Asking if he knew there is a distinct difference between a public officer and a judicial officer, stating that they continually referred to the first defendant, Mrs. Ofili-Ajumogobia, as a public officer, Mr. Lawal said, “I am not a lawyer and didn’t draft the charges. There is no difference. A judicial officer is a public officer. You are either employed by the government (public) or private.”

Mr. Clarke probed further, “Do you know the background of the first defendant? Twenty-one of the charges is on unlawful enrichment, what would you refer to as lawful income of a judge? If she receives money from her shares from investments in her early years, how would you qualify it?”

In response, Mr. Lawal said, “A judge’s lawful income is from the employer. If the money used to buy the stock are legitimate then the dividend is legitimate.”

On how he came to the conclusion that the money paid to the judge by Mr. Obla constituted unlawful enrichment, the witness said the second defendant was prosecuting a case before the first defendant at the time he paid the money to her.

“There was no business transaction between the first defendant and second defendant’s companies. Also there was a meeting between them in which account number was exchanged in the absence of the defence counsel. Justice Ajumogobia initially denied knowing Godwin Obla and later claimed it was for goods. The second defendant, Godwin Obla, denied the claim the first defendant made on the purpose of the payment.”

On the monies he gave evidence in court as being paid by Custom officials, Mr. Clarke asked if the witness was aware that the Customs had come to court and given evidence that they didn’t know the purpose for the payment, the witness said he was not aware they had given such evidence in court.

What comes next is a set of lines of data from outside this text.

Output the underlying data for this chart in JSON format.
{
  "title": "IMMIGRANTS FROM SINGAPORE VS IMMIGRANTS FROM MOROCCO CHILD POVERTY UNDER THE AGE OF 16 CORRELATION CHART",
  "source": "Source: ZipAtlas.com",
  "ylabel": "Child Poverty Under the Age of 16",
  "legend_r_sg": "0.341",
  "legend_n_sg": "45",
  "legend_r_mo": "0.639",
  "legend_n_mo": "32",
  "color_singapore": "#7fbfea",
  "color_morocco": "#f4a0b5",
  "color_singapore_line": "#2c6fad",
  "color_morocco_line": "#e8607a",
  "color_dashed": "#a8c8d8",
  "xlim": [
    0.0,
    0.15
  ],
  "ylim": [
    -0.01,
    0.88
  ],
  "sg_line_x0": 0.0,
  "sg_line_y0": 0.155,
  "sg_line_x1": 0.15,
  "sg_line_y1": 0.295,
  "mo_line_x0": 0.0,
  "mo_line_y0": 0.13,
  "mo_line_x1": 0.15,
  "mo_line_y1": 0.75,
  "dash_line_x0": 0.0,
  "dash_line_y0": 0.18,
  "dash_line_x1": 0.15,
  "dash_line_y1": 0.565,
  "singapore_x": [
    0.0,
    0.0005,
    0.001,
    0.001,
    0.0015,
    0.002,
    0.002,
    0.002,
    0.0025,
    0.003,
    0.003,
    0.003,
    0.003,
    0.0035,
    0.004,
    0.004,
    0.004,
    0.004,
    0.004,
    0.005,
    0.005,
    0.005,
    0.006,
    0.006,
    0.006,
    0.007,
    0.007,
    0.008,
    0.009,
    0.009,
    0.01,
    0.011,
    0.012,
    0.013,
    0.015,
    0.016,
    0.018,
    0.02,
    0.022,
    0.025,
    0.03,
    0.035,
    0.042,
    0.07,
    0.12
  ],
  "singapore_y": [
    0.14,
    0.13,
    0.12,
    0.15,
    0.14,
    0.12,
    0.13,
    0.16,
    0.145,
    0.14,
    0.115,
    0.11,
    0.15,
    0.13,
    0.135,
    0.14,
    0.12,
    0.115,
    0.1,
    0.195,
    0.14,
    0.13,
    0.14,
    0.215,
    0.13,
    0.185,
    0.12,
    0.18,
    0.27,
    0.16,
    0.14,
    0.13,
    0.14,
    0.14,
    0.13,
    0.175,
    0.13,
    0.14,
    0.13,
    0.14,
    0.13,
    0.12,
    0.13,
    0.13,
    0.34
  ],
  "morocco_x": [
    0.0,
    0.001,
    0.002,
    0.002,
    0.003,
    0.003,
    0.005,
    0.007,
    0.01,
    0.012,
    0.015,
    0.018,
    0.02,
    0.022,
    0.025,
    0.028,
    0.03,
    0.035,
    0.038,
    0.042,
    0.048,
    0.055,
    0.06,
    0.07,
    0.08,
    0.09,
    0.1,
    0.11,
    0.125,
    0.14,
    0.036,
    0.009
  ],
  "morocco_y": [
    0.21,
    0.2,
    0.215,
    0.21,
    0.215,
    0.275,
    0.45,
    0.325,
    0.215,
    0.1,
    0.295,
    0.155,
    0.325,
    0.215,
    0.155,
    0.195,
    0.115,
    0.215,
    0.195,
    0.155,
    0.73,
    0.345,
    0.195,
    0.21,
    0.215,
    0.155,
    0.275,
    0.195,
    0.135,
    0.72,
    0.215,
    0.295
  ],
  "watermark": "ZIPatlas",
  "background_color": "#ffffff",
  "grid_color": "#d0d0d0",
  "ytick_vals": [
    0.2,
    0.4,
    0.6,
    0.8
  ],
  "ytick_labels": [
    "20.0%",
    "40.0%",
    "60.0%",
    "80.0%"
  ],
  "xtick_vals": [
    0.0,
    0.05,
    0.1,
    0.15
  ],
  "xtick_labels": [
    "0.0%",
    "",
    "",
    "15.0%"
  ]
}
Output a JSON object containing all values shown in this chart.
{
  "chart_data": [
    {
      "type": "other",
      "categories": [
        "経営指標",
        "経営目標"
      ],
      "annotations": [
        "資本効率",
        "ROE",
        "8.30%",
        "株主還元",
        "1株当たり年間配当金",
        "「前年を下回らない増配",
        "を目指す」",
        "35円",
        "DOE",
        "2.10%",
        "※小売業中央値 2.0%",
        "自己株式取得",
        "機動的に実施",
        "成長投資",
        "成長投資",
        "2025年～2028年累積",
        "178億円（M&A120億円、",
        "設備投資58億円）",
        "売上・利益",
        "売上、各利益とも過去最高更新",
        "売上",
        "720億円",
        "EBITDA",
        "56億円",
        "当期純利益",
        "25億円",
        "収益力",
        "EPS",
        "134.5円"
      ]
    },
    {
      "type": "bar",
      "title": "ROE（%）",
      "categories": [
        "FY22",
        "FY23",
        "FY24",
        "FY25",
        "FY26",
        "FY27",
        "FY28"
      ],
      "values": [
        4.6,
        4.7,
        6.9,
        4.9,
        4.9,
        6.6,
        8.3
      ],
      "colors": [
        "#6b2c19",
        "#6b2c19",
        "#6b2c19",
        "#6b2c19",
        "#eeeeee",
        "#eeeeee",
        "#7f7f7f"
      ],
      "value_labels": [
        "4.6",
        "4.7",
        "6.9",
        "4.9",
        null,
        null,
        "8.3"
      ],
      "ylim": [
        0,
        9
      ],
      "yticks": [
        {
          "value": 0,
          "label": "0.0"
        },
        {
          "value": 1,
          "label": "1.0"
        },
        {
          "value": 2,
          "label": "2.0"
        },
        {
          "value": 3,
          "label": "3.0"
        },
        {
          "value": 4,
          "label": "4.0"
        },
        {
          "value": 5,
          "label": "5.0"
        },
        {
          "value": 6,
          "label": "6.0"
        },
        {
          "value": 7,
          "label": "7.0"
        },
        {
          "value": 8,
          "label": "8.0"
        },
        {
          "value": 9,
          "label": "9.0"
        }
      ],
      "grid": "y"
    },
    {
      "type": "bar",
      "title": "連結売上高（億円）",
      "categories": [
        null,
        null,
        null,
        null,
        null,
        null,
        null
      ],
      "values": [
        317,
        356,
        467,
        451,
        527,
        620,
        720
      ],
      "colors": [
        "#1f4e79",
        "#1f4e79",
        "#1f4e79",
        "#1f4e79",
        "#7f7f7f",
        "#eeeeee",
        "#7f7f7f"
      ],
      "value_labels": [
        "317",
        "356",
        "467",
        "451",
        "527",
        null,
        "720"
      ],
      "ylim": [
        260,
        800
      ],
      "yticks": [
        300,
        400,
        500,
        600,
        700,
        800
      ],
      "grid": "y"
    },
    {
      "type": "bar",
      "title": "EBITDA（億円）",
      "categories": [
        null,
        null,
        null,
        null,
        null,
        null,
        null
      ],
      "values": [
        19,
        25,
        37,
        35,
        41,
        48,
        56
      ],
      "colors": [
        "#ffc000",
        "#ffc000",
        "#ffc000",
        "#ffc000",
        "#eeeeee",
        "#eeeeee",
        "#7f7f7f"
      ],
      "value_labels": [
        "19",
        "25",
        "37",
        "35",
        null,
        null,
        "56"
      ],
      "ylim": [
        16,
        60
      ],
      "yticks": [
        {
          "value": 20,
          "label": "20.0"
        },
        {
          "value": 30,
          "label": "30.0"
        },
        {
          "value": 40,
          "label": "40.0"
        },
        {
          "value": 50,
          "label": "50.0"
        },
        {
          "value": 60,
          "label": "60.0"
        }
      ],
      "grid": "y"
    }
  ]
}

Mr. Clarke also asked if the witness was aware that one Chief Gregory, a former employer of the judge had given evidence in court that the N18 million he paid into the judge’s account was a loan.

Mr. Lawal replied, “Chief Gregory said the money from him was a loan but I believe its unlawful enrichment. The payment was not a gift. The loan was collected with the intention of not repaying because she stopped picking his calls and used it for deposit on her property abroad.”

Pleading fatigue, Mr. Clarke requested for an adjournment to continue the cross examination of Mr. Lawal.

The judge, Hakeem Oshodi, adjourned till March 23 for continuation of cross examination of the witness.